Est-ce cette indépendance qui dérange tant les pouvoirs en place ? Est-ce cette indépendance qui nous vaut aujourd'hui les foudres de l'administration fiscale et donc du pouvoir ? S'agit-il de mettre à genoux l'un des très rares médias qui a pu s'imposer par ses révélations, par son journalisme de qualité et par une relation radicalement nouvelle avec ses lecteurs ? S'agit-il de briser un journal numérique qui a fait la démonstration qu'un modèle économique nouveau pouvait être bâti, Mediapart étant depuis quatre années largement bénéficiaire ?

En déclenchant quelques mois seulement après l'affaire Cahuzac (ce ministre du budget qui avait fraudé le fisc en ne déclarant pas un compte caché en Suisse) une procédure de contrôle fiscal, l'administration a fait le choix d'ignorer toutes les évolutions et innovations d'un secteur – la presse digitale – qui constitue aujourd'hui le premier moyen d'accès à l'information pour les citoyens.

Pendant que l'État verse à fonds perdus des subventions à des milliardaires propriétaires de médias (plus d'1 milliard d'euros en tout), son administration fiscale frappe une presse digitale qui ne vit que de ses lecteurs : Arrêt sur Images, Indigo Publications et Mediapart.

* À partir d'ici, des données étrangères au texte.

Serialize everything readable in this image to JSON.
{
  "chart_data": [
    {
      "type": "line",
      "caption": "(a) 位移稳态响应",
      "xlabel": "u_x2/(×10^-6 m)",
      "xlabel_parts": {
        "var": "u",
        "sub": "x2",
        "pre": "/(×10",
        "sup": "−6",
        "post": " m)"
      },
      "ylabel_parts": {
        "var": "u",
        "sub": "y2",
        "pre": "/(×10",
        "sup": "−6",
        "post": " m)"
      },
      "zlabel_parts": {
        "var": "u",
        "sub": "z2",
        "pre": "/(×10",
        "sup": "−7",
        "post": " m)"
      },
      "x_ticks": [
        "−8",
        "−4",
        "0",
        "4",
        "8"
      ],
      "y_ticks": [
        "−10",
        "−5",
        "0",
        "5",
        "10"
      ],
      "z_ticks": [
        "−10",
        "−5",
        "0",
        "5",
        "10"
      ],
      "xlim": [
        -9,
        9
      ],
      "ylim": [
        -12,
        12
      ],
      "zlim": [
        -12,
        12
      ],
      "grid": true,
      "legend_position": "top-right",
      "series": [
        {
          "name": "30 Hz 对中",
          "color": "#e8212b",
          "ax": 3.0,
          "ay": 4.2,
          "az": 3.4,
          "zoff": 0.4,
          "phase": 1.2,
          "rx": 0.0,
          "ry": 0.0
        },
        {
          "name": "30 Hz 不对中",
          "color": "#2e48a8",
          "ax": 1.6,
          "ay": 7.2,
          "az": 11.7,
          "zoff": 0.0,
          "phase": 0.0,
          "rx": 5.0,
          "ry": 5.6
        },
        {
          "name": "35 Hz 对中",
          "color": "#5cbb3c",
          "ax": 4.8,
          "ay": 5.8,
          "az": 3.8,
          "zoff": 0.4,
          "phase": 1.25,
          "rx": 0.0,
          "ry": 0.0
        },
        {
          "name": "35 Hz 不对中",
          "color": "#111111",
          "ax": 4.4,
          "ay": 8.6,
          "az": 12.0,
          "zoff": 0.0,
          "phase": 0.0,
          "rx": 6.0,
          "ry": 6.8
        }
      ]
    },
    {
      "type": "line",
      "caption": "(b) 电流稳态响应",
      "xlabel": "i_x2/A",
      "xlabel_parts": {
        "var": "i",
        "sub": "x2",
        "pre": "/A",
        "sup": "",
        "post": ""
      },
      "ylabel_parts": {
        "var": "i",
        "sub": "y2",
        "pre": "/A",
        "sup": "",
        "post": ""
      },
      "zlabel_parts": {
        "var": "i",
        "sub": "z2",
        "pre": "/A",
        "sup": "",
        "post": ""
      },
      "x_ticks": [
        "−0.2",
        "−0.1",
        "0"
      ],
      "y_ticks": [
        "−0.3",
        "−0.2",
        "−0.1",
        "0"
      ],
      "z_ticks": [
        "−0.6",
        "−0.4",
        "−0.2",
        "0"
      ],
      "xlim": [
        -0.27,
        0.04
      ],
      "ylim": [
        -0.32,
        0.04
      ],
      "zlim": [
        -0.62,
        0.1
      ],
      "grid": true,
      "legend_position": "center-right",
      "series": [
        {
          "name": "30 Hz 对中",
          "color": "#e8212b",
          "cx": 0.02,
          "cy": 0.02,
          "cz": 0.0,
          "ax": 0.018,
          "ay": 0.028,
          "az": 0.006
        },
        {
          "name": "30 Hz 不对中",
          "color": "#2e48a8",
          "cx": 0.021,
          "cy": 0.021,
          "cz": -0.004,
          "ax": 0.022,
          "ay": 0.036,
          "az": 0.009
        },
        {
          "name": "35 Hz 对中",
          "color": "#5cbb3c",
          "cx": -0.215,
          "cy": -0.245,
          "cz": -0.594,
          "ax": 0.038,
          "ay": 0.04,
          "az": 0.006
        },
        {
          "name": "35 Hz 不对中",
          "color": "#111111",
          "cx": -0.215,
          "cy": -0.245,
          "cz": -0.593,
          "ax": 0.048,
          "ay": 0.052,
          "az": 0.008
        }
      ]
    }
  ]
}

Au terme d’une sanction absurde et injuste, Mediapart se voit mis en demeure de payer la somme globale de 4,1 millions d’euros ! (lire ici l'article d'Edwy Plenel qui détaille ce contentieux fiscal). À titre de comparaison, Mediapart a réalisé l'an dernier 8,8 millions de chiffre d'affaires et 1,5 million de résultat.

L’administration fiscale a en effet décidé de nous appliquer un taux de TVA discriminatoire pour la presse digitale, de 19,6 % puis de 20 % sur la période de 2008 à 2014, alors que ce taux est de 2,1 % pour la presse imprimée. Cette distorsion de concurrence pénalise l’ensemble de la presse numérique indépendante et menace le développement de notre journal.

Cet appel à dons est une réponse pour défendre un journal totalement indépendant des pouvoirs économiques et politiques. Mediapart qui compte aujourd'hui plus de 110 000 abonnés vit exclusivement de ses lecteurs. 95 % de nos recettes proviennent de vos abonnements.

Outre les abonnements, le vôtre, ceux de vos amis et proches, ceux des lecteurs désireux de nous rejoindre à cette occasion, nous lançons cette campagne de dons pour faire face à ce coup bas de l'administration. Grâce à votre soutien, nous pourrons continuer à développer un journal original, de référence, totalement participatif et surtout indépendant. Car en nous privant des réserves financières accumulées ces dernières années, l'administration bloque plusieurs de nos projets, dont celui de la construction pérenne de l'indépendance de Mediapart.

Depuis notre création, nous n'avons organisé qu'un seul appel à dons : c'était en 2008, année de notre lancement, et il s'agissait alors de financer nos frais d'avocat face à la douzaine de procès alors intentés par les Caisses d'épargne à la suite de la publication d'une longue enquête. La banque devait par la suite renoncer à ses plaintes et les sommes alors collectées ont permis de payer une partie de nos frais de justice. Aujourd'hui, face à la gravité de cette attaque du fisc, nous en appelons à nouveau à nos lecteurs mais aussi à tous ceux attachés à l'existence d'une presse libre et de qualité : construisez avec nous l'indépendance de Mediapart en contribuant sur la plateforme J'aime l'info.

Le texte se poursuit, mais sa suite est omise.